Auto insurers hoping to keep rates under control can look forward to a happy new year. As Jan. 1, 2010 quickly approaches, Illinois, Kansas, New Hampshire and Oregon are all preparing to enforce stronger laws regarding cell phone use and texting, says Property Casualty Insurers Association of America (PCI).
Of the four state with stronger laws set to take effect on New Year’s Day, Oregon goes the farthest by banning the use of hand held devices and texting for all drivers. The Oregon law also prohibits people under age 18 from using any type of cell phone while driving, while Illinois is placing new restrictions on hand held devices and bans their use in construction and school zones. Kansas is implementing a ban on all cell phone use and texting for young drivers who have learner's permits and intermediate licenses. New Hampshire is cracking down on texting and implements a ban on this activity for all drivers.
According to the Insurance Institute for Highway Safety, there are statewide bans on driving while talking on a hand-held cell phone in seven states (California, Connecticut, New Jersey, New York, Oregon, Utah and Washington) and the District of Columbia.
Text messaging is banned for all drivers in 19 states and the District of Columbia. In addition, novice drivers are banned from texting in nine states (Delaware, Indiana, Kansas, Maine, Mississippi, Missouri, Nebraska, Texas and West Virginia).

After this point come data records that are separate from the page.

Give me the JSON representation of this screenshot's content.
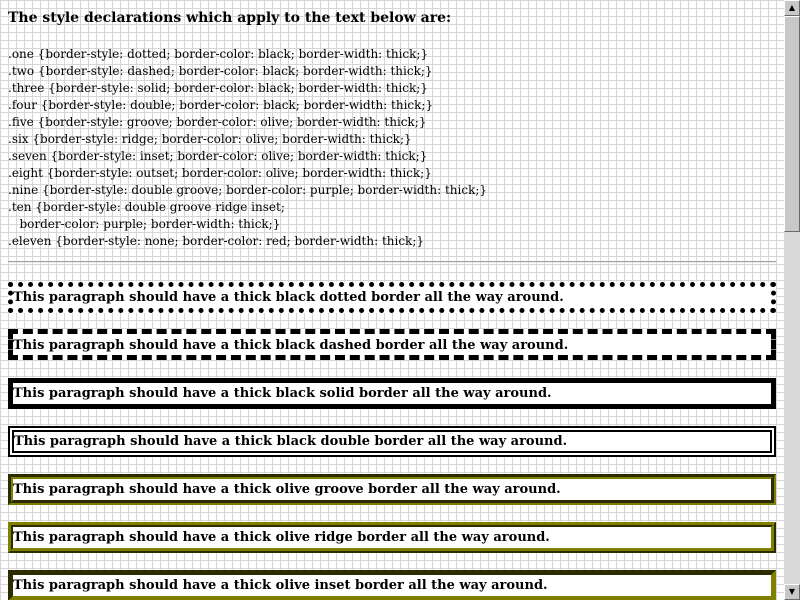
{
  "heading": "The style declarations which apply to the text below are:",
  "style_rules": [
    ".one {border-style: dotted; border-color: black; border-width: thick;}",
    ".two {border-style: dashed; border-color: black; border-width: thick;}",
    ".three {border-style: solid; border-color: black; border-width: thick;}",
    ".four {border-style: double; border-color: black; border-width: thick;}",
    ".five {border-style: groove; border-color: olive; border-width: thick;}",
    ".six {border-style: ridge; border-color: olive; border-width: thick;}",
    ".seven {border-style: inset; border-color: olive; border-width: thick;}",
    ".eight {border-style: outset; border-color: olive; border-width: thick;}",
    ".nine {border-style: double groove; border-color: purple; border-width: thick;}",
    ".ten {border-style: double groove ridge inset;",
    "   border-color: purple; border-width: thick;}",
    ".eleven {border-style: none; border-color: red; border-width: thick;}"
  ],
  "paragraphs": [
    "This paragraph should have a thick black dotted border all the way around.",
    "This paragraph should have a thick black dashed border all the way around.",
    "This paragraph should have a thick black solid border all the way around.",
    "This paragraph should have a thick black double border all the way around.",
    "This paragraph should have a thick olive groove border all the way around.",
    "This paragraph should have a thick olive ridge border all the way around.",
    "This paragraph should have a thick olive inset border all the way around."
  ],
  "colors": {
    "black": "#000000",
    "olive": "#808000",
    "grid": "#d6d6d6"
  },
  "scrollbar": {
    "up_icon": "arrow-up-icon",
    "down_icon": "arrow-down-icon",
    "up_glyph": "▲",
    "down_glyph": "▼"
  }
}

“These four states are joining a growing number states and localities that are implementing or strengthening restrictions on cell phone use and texting,” says Robert Passmore, senior director of personal lines for PCI. "In 2009, 17 states implemented or strengthened cell phone and texting laws. The enactment of these laws is positive; however it takes a coordinated strategy combining education and enforcement to get results. All drivers have a responsibility to exercise good judgment in all of their driving activities and cell phone use only represents one of a laundry list of distractions that can lead to a crash."
The National Highway Traffic Safety Administration reports that nearly 6,000 people died in 2008 in crashes involving a distracted or inattentive driver, and more than half a million were injured. Research also shows that the worst offenders are the youngest and least experienced drivers: men and women under 20 years of age.